Abbiamo, quindi, il “famoso” contratto di programma “alla tedesca” per il cambiamento. Ci sono, insomma, le basi per far partire il primo governo giallo-verde della nostra storia repubblicana. Tra i vari punti programmatici merita, certamente, un’attenzione particolare il reddito di cittadinanza proposto/promesso dai 5 stelle durante la recente campagna elettorale.



Nella versione condivisa con la Lega (ex Nord) questo strumento viene definito come una misura attiva rivolta ai cittadini italiani al fine di reinserirli, se esclusi dal mercato del lavoro, nella vita sociale e lavorativa del Paese nella prospettiva di garantire la dignità della persona in difficoltà e di rappresentare un volano per esprimere tutte le potenzialità produttive del nostro Paese, favorendone così la crescita sia dal punto di vista occupazionale che economico.

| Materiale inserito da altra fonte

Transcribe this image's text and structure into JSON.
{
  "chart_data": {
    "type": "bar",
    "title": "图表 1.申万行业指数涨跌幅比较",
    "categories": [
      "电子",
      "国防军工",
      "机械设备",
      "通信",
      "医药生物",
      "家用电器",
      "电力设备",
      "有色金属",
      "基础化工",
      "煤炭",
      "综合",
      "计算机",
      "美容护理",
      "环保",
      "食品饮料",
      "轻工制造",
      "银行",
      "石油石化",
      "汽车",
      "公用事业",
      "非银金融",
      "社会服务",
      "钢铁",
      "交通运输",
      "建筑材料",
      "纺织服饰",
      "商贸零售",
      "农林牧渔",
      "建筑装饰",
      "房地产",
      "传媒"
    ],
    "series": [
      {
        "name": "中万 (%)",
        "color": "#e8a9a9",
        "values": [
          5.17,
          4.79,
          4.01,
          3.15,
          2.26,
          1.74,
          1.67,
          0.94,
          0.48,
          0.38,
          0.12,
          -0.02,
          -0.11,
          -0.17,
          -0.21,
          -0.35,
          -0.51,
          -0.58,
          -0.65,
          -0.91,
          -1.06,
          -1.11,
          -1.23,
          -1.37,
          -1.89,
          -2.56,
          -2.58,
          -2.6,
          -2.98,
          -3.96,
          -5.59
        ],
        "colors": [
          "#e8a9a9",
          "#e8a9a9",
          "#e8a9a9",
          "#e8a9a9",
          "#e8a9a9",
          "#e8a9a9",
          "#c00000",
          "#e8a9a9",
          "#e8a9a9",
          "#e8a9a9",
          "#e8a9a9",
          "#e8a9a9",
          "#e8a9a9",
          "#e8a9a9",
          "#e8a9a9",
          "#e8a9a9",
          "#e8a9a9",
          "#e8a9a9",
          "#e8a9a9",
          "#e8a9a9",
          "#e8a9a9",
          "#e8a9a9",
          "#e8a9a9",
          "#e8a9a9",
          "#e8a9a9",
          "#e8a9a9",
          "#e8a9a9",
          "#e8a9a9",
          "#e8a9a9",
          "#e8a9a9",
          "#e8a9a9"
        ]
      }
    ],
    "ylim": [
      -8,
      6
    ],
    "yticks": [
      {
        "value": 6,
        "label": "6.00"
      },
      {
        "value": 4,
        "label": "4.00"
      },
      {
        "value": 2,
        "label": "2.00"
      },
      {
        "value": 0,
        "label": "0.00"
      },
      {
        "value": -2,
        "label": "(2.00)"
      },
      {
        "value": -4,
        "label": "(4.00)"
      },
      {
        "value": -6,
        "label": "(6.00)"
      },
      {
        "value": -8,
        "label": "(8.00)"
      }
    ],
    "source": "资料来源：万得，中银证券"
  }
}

La misura si configura, nello specifico, come uno strumento di sostegno al reddito per i cittadini che versano in condizione di bisogno. L’ammontare, stabilito in base alla soglia di rischio di povertà, sarà fissato in 780 euro mensili per una persona sola e riparametrato per nuclei familiari più numerosi. Si prevede, quindi, uno stanziamento economico di 17 miliardi all’anno. Al fine di consentire il reinserimento del cittadino nel mondo del lavoro, l’erogazione del reddito di cittadinanza presuppone, ovviamente e come già prevede la normativa vigente, un impegno attivo del beneficiario che dovrà aderire alle offerte di lavoro provenienti dai Centri dell’impiego. È da auspicare, in tal senso, un maggiore coinvolgimento dei soggetti accreditati privati come vale, ad esempio, per l’assegno di ricollocazione.



Il lavoratore decadrà dal beneficio in caso di rifiuto di accettazione delle proposte di lavoro avanzate dai servizi per il lavoro (si parla di massimo tre in due anni). Non sembra, tuttavia, che si corra questo rischio visto il numero esiguo di opportunità di lavoro che, ancora oggi, passano da questi servizi. Ciò presuppone, secondo i firmatari del contratto, un investimento di 2 miliardi di euro per la riorganizzazione e il potenziamento dei Centri per l’impiego chiamati a svolgere un nuovo centrale ruolo nelle politiche del lavoro immaginate dal governo (forse) in via di definizione. A tal fine potrebbero svolgere un ruolo importante le risorse del, molto spesso bistrattato, Fondo sociale europeo.

La sfida è, certamente, ambiziosa. Tutto questo non sarà però possibile, e sostenibile, se accanto alle misure di sostegno non si affiancheranno, come lo stesso documento sottolinea, serie, e credibili, politiche di sviluppo industriale per il nostro Paese a partire da strategie chiare per la gestione di, in molti casi, complessi processi di riconversione puntando con coraggio su innovazione e qualità del lavoro. L’idea di creare, in questo quadro, un mega dicastero per lo sviluppo economico e il lavoro potrebbe, quindi, andare nella giusta direzione. La scelta, tuttavia, così come le politiche messe in campo, non dovrà essere giudicata “a prescindere”, ma dalla reale capacità della nuova classe dirigente di rispondere con efficacia alle richieste dei cittadini.